State officials recently signed a $7 million contract with Ernst & Young to resolve about 56,000 unemployment insurance claims still pending from March, April and May, Gov. Andy Beshear announced Tuesday during his first weekly Team Kentucky update.

Starting Monday, Ernst & Young, one of the largest accounting firms in the world, will bring in ready-to-go experts to process claims. The team will start with 200 members, building up to 300 in a few weeks.

The company recently helped Colorado and Oklahoma with backlogged unemployment claims. Beshear expects Ernst & Young to complete the job by the end of July.

CARES Act funding paid for the one-month contract. By contracting out this work instead of hiring new staff, the state will save more than $15 million in annual costs, the governor said.

Plus, it would take four to six months to train new employees to do the job. That’s too long, Beshear said. Residents need help with claims immediately.

“The purpose of this is to get us caught up and caught up quickly,” Beshear said.

In other news, he announced 135 economic development projects that will bring nearly 4,700 full-time jobs and a total of $1.3 billion in investments to the commonwealth. All these new projects have materialized since the governor took office in December.

Eight of the projects — representing a total investment of more than $62 million and 165 jobs — are slated for this region, according to information the governor released.

Beshear opened his weekly update with the economic development news before touching on COVID-19 and related subjects. The governor recently announced his former daily coronavirus briefings would give way to Tuesday afternoon briefings that will include a variety of subjects, including the virus.

“We’re not going to be battling this virus forever,” he said. “We have a tomorrow.”

Also, state officials announced extended food and health-care benefits Tuesday. For example, Kentucky has expanded the application period through August for the pandemic electronic benefit transfer program, which provides free meals to children who qualify for free-and-reduced lunches at public schools. And the state extended Medicaid benefits three months.

In addition, Beshear discussed Kentucky’s $1.1 billion budget shortfall for fiscal year 2020-2021. If Congress does not provide more CARES Act funding to deal with the cost of the worldwide pandemic, the state will face 16% to 29% budget cuts, which would potentially be the largest ever. In the past, the biggest cut was 12%, Beshear said.

“This would be like letting Kentucky go bankrupt, which we cannot allow to happen,” he said.

Beshear said Congress should act sooner rather than later because the new fiscal year begins Wednesday, July 1.

“We need certainty about where Congress is going,” he said.”

When it came to coronavirus news, the governor reported 282 new cases, bringing the state’s total to 15,624.

Beshear announced five more deaths.

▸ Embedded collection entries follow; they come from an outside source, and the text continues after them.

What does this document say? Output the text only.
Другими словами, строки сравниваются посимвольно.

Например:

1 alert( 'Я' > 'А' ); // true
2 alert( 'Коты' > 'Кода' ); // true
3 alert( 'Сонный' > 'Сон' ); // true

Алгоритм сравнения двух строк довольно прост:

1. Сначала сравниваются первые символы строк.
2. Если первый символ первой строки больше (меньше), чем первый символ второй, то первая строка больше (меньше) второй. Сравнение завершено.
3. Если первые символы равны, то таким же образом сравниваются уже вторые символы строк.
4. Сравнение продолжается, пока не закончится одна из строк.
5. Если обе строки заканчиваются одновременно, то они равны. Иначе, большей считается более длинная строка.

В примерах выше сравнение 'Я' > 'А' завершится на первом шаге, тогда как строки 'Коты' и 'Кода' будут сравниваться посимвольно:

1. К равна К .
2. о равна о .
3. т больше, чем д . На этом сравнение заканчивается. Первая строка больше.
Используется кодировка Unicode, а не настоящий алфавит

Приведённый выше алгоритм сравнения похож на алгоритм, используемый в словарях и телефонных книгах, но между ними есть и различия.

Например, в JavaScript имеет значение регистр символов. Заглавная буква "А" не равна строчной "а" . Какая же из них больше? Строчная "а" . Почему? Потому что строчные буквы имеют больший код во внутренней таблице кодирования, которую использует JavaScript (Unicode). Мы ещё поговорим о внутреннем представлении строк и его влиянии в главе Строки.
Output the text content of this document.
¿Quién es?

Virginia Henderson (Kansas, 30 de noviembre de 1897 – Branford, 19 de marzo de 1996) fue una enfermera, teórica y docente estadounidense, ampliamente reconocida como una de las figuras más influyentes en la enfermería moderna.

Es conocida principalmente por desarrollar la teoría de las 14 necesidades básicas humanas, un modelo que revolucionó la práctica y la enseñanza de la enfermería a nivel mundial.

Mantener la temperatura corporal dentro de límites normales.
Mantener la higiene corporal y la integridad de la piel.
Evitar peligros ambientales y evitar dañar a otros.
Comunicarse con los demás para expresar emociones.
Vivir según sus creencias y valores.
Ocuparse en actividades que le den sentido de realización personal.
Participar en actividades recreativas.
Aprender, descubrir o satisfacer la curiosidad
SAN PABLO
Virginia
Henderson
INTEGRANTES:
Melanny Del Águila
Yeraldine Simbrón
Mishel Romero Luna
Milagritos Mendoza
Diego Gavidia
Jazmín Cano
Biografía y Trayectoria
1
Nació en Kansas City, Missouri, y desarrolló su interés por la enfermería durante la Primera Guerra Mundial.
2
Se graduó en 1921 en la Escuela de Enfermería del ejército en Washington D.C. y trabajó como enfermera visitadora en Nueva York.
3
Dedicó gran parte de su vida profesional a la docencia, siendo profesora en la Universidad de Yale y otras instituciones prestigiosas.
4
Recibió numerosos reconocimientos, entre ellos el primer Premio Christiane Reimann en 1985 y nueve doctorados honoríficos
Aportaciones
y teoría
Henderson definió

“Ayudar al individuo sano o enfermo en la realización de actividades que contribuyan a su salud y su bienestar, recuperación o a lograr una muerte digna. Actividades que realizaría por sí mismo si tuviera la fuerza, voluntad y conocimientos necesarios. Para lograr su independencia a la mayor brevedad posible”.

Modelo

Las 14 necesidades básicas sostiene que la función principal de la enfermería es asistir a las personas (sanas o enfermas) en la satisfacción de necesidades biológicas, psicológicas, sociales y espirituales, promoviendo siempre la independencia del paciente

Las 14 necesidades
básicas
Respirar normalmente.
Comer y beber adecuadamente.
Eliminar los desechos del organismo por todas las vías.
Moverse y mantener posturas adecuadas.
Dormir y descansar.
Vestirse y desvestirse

To date, 565 Kentuckians have died from the virus.

While several states are seeing spikes in new cases, Kentucky remains in a plateau.

“We have stayed relatively flat,” said Dr. Steven Stack, the state’s public health commissioner. “That is not an accident.”

Stack credited the state’s gradual reopening strategy, which mirrors the Trump administration’s reopening guidelines.

On Wednesday, Green River District Health Department officials reported four new confirmed COVID-19 cases — two in Daviess County and two in Henderson County.

The total number of reported COVID-19 cases in the seven-county district is 898.

Muhlenberg County Health Department reported three new cases, bringing that county’s total to 523.